The Ibex 35 lost 0.9% today after closing yesterday with a gain of 1.5%, thanks mainly to the banking sector. Today, the biggest cuts are for Siemens Gamesa, Solaria, and Fluidra, which all fall more than 2%. All of the Ibex, except Grifols, are trading in negative territory.
Yesterday, oil stabilized at multi-year highs after being boosted by concerns about energy supply and Monday’s decision by producer group OPEC+ to stick to a planned production increase rather than raise it further.
U.S. crude rose to its highest level since 2014, but today trims gains
and falls 0.15% to $78.81 a barrel. Brent crude lost 0.07% to $82.46 a barrel, after hitting a three-year high in the previous session.
“OPEC’s outlook suggests further declines in global oil stocks.
That’s a problem given that oil inventories are already low,” analysts
at CBA wrote in a note picked up by Reuters.
These concerns have also weighed on equity markets, worried that
higher energy prices could force central banks to raise rates faster than expected to react to rising inflation.
Today, New Zealand’s central bank raised interest rates by 25 basis points. Although the announcement was expected, the move pushed the New Zealand dollar about 0.1% higher, before falling 0.45%. The decision reinforced concerns that “inflation may trigger more rate hikes from different central banks in the future, as stagflation is one of the biggest concerns in the market,” Edison Pun, senior market analyst at Saxo Markets told Reuters.
Chinese markets remained closed for a public holiday, and Evergrande shares remain suspended from trading since last Monday pending an announcement of a major divestment.

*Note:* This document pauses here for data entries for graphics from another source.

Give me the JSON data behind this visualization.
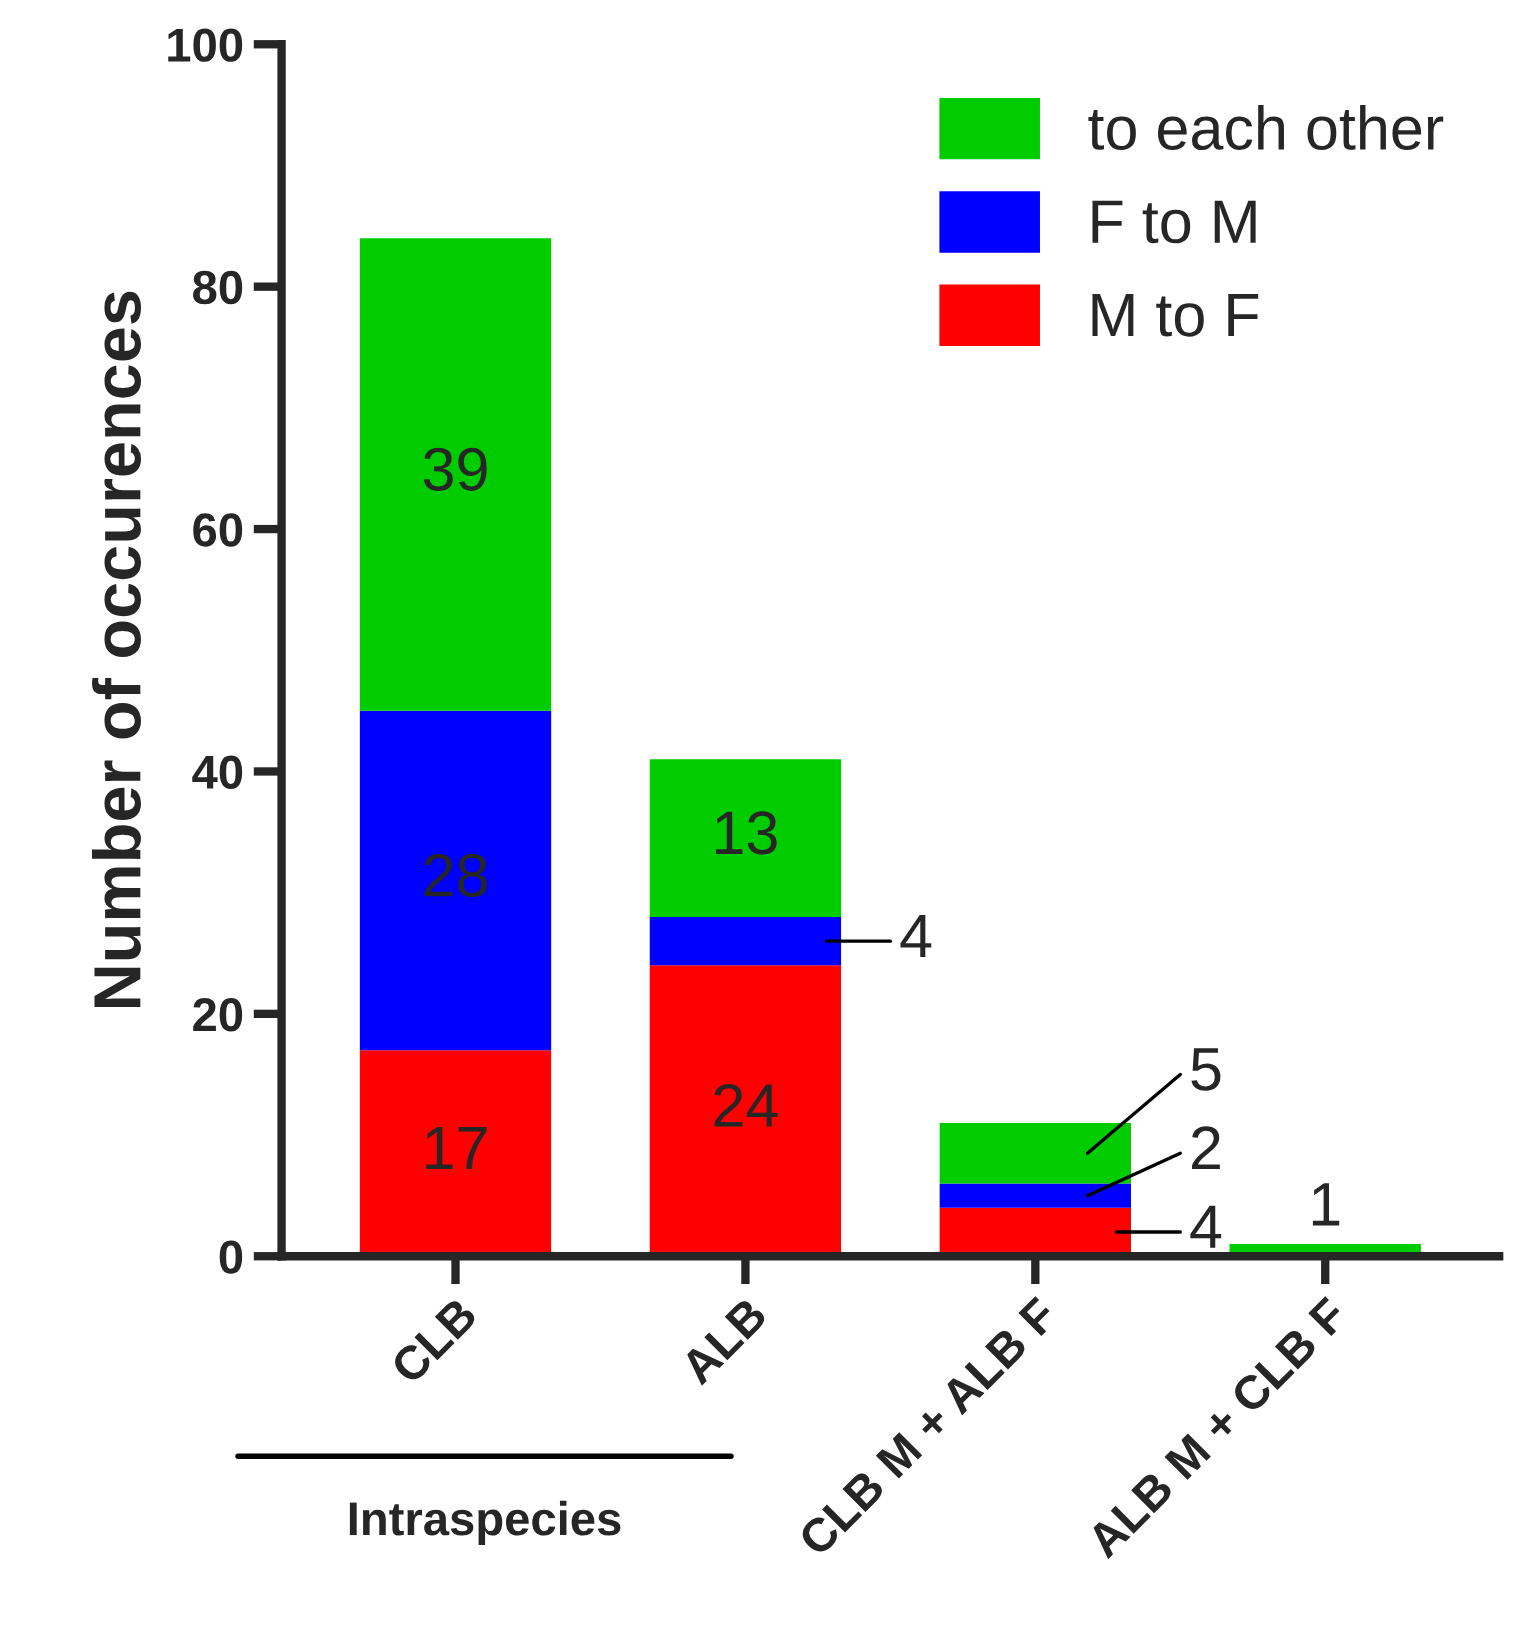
{
  "chart_data": {
    "type": "bar",
    "stacked": true,
    "ylabel": "Number of occurences",
    "categories": [
      "CLB",
      "ALB",
      "CLB M + ALB F",
      "ALB M + CLB F"
    ],
    "series": [
      {
        "name": "M to F",
        "color": "#ff0000",
        "values": [
          17,
          24,
          4,
          0
        ],
        "value_labels": [
          "17",
          "24",
          "4",
          null
        ]
      },
      {
        "name": "F to M",
        "color": "#0000ff",
        "values": [
          28,
          4,
          2,
          0
        ],
        "value_labels": [
          "28",
          "4",
          "2",
          null
        ]
      },
      {
        "name": "to each other",
        "color": "#00cc00",
        "values": [
          39,
          13,
          5,
          1
        ],
        "value_labels": [
          "39",
          "13",
          "5",
          "1"
        ]
      }
    ],
    "ylim": [
      0,
      100
    ],
    "yticks": [
      0,
      20,
      40,
      60,
      80,
      100
    ],
    "grid": false,
    "legend": "top right",
    "annotations": [
      "Intraspecies"
    ]
  }
}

Uncertainty over Evergrande’s fate rocked Chinese property developers’ bonds and Hong Kong-listed stocks and bonds on Tuesday after further credit rating downgrades.
Overnight, the Dow Jones Industrial Average rose 0.92%, the S&P 500 gained 1.05% and the Nasdaq Composite rose 1.25%, despite concerns that the U.S. will default on its debt.
The Senate will vote today on a Democratic-backed measure to suspend the U.S. debt ceiling, a key lawmaker said Tuesday, as partisan politics in Congress risks an economically crippling federal credit default.
Still, those fears helped push the dollar to 12-month highs and benchmark Treasury yields to near their highest level since mid-June.
The yield on the benchmark 10-year Treasury note rises today to 1.5466%, nearing a four-month high of 1.5670% reached in late September.